Dans les années à venir, on peut espérer que d’autres initiatives similaires émergeront, enrichissant le paysage canadien de l’innovation en construction. La combinaison de politiques publiques favorables, de partenariats académiques solides et d’entrepreneurs visionnaires comme ceux d’Aretek pourrait bien accélérer la transition vers une industrie plus verte, plus rapide et mieux adaptée aux besoins du XXIe siècle.

La route reste longue avant que nos quartiers ne se remplissent de bâtiments imprimés en 3D, mais les fondations sont désormais posées. Grâce à des acteurs déterminés à poursuivre l’excellence, la construction de demain se dessine aujourd’hui, une couche de béton à la fois.

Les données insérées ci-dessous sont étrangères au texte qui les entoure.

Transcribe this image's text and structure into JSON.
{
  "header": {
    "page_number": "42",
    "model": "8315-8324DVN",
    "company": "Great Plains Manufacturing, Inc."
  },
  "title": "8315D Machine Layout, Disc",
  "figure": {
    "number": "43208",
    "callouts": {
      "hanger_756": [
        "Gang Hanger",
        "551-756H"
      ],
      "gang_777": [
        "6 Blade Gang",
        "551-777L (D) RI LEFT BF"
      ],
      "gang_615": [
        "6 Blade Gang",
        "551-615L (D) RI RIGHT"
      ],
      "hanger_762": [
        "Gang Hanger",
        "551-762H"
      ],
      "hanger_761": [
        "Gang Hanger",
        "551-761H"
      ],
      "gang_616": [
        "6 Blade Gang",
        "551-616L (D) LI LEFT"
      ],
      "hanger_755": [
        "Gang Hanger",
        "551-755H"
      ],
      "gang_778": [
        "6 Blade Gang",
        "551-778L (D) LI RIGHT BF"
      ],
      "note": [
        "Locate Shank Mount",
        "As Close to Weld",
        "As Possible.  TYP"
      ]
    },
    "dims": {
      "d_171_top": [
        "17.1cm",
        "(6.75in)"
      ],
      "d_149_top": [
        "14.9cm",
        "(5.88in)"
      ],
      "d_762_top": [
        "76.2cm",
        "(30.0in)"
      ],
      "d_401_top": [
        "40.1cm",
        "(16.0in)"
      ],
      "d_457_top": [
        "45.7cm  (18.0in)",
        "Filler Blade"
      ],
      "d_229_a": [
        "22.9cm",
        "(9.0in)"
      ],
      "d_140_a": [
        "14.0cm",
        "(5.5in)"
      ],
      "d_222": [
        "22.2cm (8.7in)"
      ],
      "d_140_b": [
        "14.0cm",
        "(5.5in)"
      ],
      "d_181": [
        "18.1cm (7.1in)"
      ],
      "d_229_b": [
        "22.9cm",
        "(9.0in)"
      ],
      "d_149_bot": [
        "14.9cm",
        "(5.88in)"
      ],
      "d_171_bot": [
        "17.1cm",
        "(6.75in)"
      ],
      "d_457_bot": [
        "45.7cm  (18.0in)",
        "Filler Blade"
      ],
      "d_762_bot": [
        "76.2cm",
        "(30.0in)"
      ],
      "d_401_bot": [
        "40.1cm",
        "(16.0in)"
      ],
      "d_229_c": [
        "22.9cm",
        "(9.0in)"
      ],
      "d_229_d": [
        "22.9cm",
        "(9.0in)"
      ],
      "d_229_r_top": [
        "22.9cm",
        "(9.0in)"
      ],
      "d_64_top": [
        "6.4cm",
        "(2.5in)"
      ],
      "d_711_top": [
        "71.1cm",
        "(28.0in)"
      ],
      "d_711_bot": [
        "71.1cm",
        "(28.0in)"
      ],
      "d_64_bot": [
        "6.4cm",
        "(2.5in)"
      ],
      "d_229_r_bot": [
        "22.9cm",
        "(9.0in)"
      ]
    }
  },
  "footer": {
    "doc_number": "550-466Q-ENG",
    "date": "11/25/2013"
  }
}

Ce mouvement vers la construction additive reflète une évolution plus profonde de notre rapport à l’environnement bâti. Il invite l’ensemble des parties prenantes – promoteurs, architectes, ingénieurs, décideurs publics et travailleurs – à repenser les processus pour les rendre plus efficaces, plus inclusifs et plus respectueux de la planète. Aretek incarne cet esprit d’innovation responsable qui pourrait, à terme, contribuer significativement à résoudre certains des grands défis sociétaux de notre époque.